Published 2025 - 43rd Congress of the ESCRS
Reference: PO043 | Type: Case Report | DOI: 10.82333/bh1t-5q98
Authors: Migena Beqiri* 1 , Ali Tonuzi 1
1Opthalmology,Mother Theresa Hospital,Tirana,Albania
Purpose
The purpose of this presentation is to explore the intricate decision-making process in treating a patient with a traumatic cataract resulting from a glass-related injury, leading to corneo-scleral perforation, lens capsule rupture, iris rupture, and vitreous bands. Specifically, the presentation will discuss the use of anterior vitrectomy to manage vitreous prolapse and pupil reconstruction to repair the anterior chamber and stabilize the eye. The goal is to provide insight into the application of these advanced techniques and their role in preserving vision and ocular function after severe trauma.
Setting
Albanian Eyes Center, Tirana, Albania
Report of case
A 43-year-old male patient presented to our clinic with visual impairment following a car accident one month prior, during which he was struck by pieces of glass in his left eye. He had undergone initial surgery at two different clinics, resulting in suturing of the corneo-scleral wound. Upon examination, the best-corrected visual acuity (BCVA) was limited to "light perception." The diagnosis included sutured corneo-scleral wound, traumatic cataract with rupture of the lens capsule, iris rupture, and vitreous bands in the inferior anterior chamber.
The patient underwent a comprehensive surgical intervention, which included anterior lensectomy by anterior vitrectomy (25 gauge) through the anterior chamber, followed by implantation of a three-piece IOL (Alcon MA60AC). A pupiloplasty was performed using a modified Seipser sliding knot for iris suturing with 10.0 prolene suture, and the previously treated corneo-scleral wound was reworked.
Two months post-surgery, the patient’s BCVA is significantly improved, though the visual outcome remains difficult to fully assess due to the presence of multiple corneal sutures. This case highlights the challenges of managing complex traumatic ocular injuries and underscores the role of advanced surgical techniques in restoring ocular integrity and improving visual prognosis in cases involving multiple structural ruptures and vitreous involvement.

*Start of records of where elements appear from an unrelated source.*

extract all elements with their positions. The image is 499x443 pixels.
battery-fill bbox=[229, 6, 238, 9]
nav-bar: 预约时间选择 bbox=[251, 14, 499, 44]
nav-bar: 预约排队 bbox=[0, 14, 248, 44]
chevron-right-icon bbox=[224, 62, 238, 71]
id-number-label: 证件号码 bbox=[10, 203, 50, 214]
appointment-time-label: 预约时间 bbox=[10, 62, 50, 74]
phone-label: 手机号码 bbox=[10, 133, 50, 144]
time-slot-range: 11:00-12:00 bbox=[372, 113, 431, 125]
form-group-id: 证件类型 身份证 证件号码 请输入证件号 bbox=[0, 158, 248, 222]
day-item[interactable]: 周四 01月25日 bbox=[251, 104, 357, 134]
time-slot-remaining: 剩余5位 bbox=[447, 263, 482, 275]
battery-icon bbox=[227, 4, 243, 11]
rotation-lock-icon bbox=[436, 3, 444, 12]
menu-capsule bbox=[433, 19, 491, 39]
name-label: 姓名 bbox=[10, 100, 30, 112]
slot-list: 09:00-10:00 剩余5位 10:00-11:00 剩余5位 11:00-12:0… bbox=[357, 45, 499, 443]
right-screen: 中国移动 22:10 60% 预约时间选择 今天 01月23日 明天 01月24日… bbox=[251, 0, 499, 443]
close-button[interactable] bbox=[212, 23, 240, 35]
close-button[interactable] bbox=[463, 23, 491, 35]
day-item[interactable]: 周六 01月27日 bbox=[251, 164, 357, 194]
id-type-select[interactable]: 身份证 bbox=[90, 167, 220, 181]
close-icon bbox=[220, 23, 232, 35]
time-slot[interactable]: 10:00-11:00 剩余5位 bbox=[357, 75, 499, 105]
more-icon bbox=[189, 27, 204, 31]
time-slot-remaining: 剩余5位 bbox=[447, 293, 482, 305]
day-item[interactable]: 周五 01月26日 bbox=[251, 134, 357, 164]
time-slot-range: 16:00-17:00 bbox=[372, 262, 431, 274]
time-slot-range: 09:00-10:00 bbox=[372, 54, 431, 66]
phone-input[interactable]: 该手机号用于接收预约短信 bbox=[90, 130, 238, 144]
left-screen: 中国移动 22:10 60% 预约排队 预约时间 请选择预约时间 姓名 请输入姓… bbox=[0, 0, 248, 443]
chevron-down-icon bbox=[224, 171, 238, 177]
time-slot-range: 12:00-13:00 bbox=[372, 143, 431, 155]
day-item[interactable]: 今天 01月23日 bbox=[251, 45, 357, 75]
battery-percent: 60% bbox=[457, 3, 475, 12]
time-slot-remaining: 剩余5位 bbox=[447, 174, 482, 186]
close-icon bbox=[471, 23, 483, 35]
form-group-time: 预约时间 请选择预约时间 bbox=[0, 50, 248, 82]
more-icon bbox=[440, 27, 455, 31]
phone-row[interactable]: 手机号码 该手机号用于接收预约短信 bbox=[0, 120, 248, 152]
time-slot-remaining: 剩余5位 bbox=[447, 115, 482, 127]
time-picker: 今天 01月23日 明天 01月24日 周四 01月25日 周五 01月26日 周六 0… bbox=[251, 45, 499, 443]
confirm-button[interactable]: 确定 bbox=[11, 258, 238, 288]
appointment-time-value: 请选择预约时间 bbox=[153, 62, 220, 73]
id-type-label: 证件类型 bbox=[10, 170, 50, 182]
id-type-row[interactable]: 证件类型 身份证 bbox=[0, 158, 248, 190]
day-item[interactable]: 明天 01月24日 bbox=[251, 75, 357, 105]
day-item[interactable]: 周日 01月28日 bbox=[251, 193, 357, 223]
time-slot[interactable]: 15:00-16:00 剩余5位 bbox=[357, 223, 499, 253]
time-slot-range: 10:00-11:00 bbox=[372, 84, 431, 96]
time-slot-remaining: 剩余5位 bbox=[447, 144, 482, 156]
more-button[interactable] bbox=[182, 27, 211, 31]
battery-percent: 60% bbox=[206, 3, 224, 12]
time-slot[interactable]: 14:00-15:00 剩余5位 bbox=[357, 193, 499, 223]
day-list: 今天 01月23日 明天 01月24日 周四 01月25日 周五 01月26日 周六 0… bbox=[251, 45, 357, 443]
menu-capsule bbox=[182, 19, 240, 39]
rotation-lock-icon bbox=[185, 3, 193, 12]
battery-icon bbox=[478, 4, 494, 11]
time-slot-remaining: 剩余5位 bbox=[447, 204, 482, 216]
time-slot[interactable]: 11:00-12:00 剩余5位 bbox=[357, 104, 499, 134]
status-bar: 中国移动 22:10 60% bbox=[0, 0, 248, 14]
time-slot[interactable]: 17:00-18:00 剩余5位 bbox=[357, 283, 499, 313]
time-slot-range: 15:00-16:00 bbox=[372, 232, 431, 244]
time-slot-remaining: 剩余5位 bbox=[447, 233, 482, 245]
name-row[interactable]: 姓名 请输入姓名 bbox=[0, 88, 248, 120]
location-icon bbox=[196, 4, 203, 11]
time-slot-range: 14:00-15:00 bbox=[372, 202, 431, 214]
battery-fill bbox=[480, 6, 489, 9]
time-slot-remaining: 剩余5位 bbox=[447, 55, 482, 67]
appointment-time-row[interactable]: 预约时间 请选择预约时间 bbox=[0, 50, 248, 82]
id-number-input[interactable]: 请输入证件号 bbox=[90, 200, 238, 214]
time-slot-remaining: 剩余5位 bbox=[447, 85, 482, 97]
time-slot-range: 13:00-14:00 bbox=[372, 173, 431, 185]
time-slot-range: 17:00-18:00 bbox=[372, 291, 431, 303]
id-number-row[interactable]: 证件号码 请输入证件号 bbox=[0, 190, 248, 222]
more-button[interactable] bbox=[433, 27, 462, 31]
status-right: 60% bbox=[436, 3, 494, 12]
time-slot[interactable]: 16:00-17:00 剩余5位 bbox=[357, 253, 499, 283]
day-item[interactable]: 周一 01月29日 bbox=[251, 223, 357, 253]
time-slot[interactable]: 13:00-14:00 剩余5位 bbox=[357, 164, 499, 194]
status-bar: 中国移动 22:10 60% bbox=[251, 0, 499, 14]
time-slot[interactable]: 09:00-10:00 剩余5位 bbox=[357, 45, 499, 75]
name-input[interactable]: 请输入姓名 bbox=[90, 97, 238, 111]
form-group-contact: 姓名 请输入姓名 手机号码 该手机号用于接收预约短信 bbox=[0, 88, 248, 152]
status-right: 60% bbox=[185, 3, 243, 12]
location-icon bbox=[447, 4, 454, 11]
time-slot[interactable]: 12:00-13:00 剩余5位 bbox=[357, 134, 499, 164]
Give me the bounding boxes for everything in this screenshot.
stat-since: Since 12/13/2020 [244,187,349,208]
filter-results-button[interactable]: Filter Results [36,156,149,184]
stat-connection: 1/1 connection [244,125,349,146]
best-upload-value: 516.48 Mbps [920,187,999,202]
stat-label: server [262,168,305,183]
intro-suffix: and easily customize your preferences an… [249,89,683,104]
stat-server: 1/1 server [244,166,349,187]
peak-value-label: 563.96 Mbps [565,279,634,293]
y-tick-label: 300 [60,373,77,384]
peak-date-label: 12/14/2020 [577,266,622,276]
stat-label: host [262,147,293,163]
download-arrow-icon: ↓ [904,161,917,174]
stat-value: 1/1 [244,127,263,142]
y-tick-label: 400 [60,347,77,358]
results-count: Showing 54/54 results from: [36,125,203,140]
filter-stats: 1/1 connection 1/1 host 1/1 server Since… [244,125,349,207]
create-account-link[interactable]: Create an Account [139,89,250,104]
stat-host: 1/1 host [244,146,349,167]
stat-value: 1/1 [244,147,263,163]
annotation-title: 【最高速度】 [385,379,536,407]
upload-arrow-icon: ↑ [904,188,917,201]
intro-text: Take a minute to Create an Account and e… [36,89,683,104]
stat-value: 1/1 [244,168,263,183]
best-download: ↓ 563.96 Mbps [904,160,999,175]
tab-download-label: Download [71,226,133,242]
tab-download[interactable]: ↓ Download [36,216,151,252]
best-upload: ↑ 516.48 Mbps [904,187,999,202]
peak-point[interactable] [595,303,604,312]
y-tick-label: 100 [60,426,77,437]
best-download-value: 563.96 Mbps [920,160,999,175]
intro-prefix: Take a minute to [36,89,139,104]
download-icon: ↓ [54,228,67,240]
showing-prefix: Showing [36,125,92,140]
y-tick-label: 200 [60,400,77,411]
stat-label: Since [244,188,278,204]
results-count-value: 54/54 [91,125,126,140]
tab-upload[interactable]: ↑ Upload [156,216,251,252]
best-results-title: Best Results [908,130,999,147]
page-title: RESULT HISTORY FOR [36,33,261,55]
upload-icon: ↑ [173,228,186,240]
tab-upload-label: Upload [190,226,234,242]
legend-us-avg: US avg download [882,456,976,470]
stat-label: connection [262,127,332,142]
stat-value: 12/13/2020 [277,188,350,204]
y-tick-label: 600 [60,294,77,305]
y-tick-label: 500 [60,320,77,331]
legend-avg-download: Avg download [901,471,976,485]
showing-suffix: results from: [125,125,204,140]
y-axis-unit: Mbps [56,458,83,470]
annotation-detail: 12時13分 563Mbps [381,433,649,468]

Conclusion/Take home message
This case highlights the complexity of managing traumatic cataracts with corneo-scleral perforation, lens capsule rupture, iris injury, and vitreous bands, requiring a multi-step surgical approach. Interventions such as anterior vitrectomy, anterior lensectomy, pupiloplasty, and three-piece IOL implantation were essential in restoring ocular integrity and improving visual function. While the patient showed visual improvement two months post-surgery, the presence of corneal sutures made full assessment challenging. The case underscores the importance of timely and comprehensive surgical intervention in complex eye trauma and the need for careful post-operative monitoring to evaluate long-term visual recovery.